Among the most promising uses for solar thermal power is to provide supplementary steam energy to bolster the efficiency of Australia’s 39 coal-fired power plants and cut greenhouse emissions, says the study's lead author, Dr Louis Wibberley.
It can also provide the low-grade energy needed to filter CO2 out of the exhaust gases of existing coal and gas-fired power stations for long-term storage.
Sunlight can also be used to re-form natural gas and coal seam methane, to produce clean energy, industrial chemicals and badly-needed transport fuels.
But despite early research progress in developing efficient solar thermal technology, Australia has neglected it as an option in the past decade.
The global situation has now changed dramatically with solar thermal forecast to become cost-competitive with fossil fuels by the time 5000 megawatts of new solar power are installed in India, Egypt, Morocco and Mexico by 2013, according to CSIRO.
"Australia is one of the world's three top solar regions, with two thirds of the continent receiving over 18 MJ of sunlight per square metre," Wibberley says.
"What makes solar thermal particularly attractive is the fact that it integrates very well with existing technologies including coal, gas, biomass, photovoltaics and wind power.
"It is suitable for base and peak-load grid power, and for distributed or stand-alone generation. In contrast to photovoltaic and wind electricity, the energy from solar thermal can be stored far more cheaply in the form of heat, and so provide more continuous power."
A major solar-coal trial is taking place at Liddell power station in NSW by Solar Heat and Power for extra steam production.
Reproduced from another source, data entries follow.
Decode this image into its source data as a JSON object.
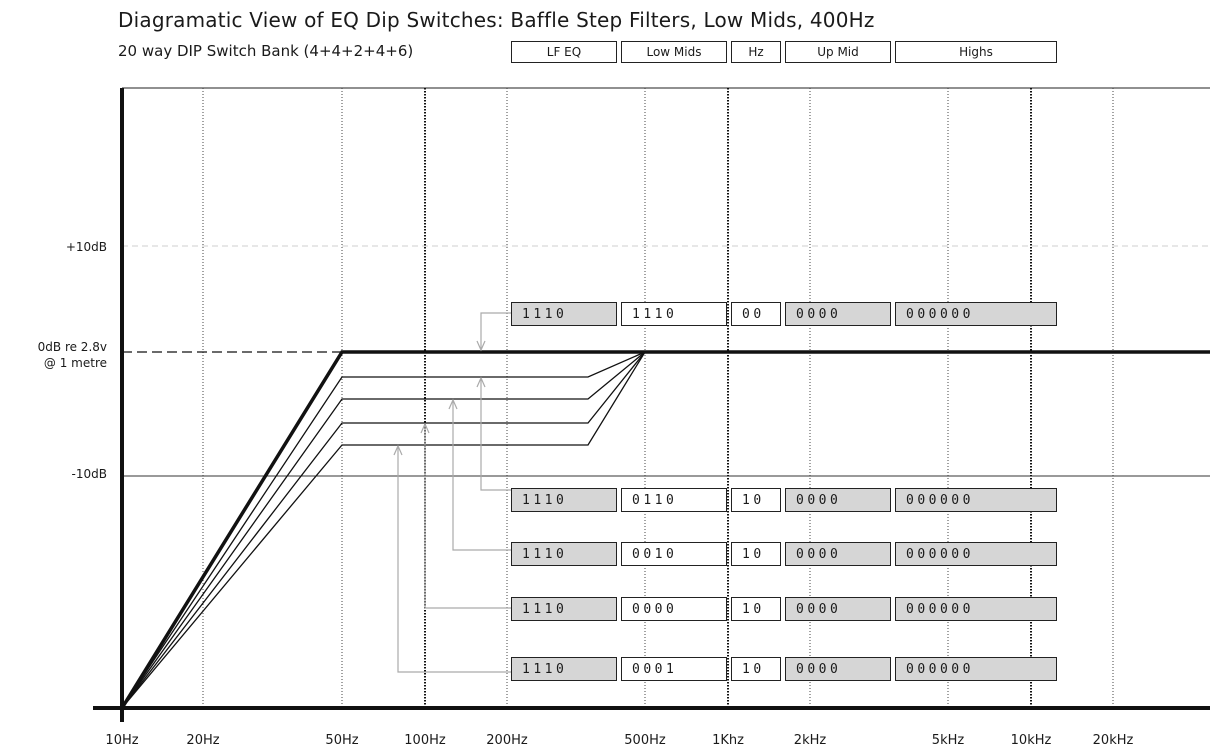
{
  "title": "Diagramatic View of EQ Dip Switches: Baffle Step Filters, Low Mids, 400Hz",
  "subtitle": "20 way DIP Switch Bank (4+4+2+4+6)",
  "headers": [
    "LF EQ",
    "Low Mids",
    "Hz",
    "Up Mid",
    "Highs"
  ],
  "y_labels": {
    "plus10": "+10dB",
    "zero_line1": "0dB re 2.8v",
    "zero_line2": "@ 1 metre",
    "minus10": "-10dB"
  },
  "x_labels": [
    "10Hz",
    "20Hz",
    "50Hz",
    "100Hz",
    "200Hz",
    "500Hz",
    "1Khz",
    "2kHz",
    "5kHz",
    "10kHz",
    "20kHz"
  ],
  "switch_rows": [
    {
      "lf_eq": "1110",
      "low_mids": "1110",
      "hz": "00",
      "up_mid": "0000",
      "highs": "000000"
    },
    {
      "lf_eq": "1110",
      "low_mids": "0110",
      "hz": "10",
      "up_mid": "0000",
      "highs": "000000"
    },
    {
      "lf_eq": "1110",
      "low_mids": "0010",
      "hz": "10",
      "up_mid": "0000",
      "highs": "000000"
    },
    {
      "lf_eq": "1110",
      "low_mids": "0000",
      "hz": "10",
      "up_mid": "0000",
      "highs": "000000"
    },
    {
      "lf_eq": "1110",
      "low_mids": "0001",
      "hz": "10",
      "up_mid": "0000",
      "highs": "000000"
    }
  ],
  "colors": {
    "switch_on_fill": "#d6d6d6",
    "line": "#111111",
    "arrow": "#aaaaaa"
  }
}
This is now being expanded to produce 6,000 MWh per year (saving around 6000 tonnes of CO2 annually).
CSIRO's National Solar Research Facility in Newcastle under Dr Wes Stein is exploring the use of CST to reform methane from natural or coalbed gas to make synthesis gas (CO + CO2 + H2) for power generation (Solar-Gas), industrial chemical or transport fuel production, or for generating hydrogen for power production. This has the added bonus of taking off the CO2 in a pure stream for long-term sequestration.
"Solar thermal can also provide a valuable source of low-grade heat to drive the post-combustion capture of CO2 from existing power stations - which is an additional opportunity for the technology," Wibberley says.
Of the various concentrated solar thermal (CST) technologies, parabolic troughs are under the most active development worldwide and appear to offer the best economics which a carbon price would make more favourable still.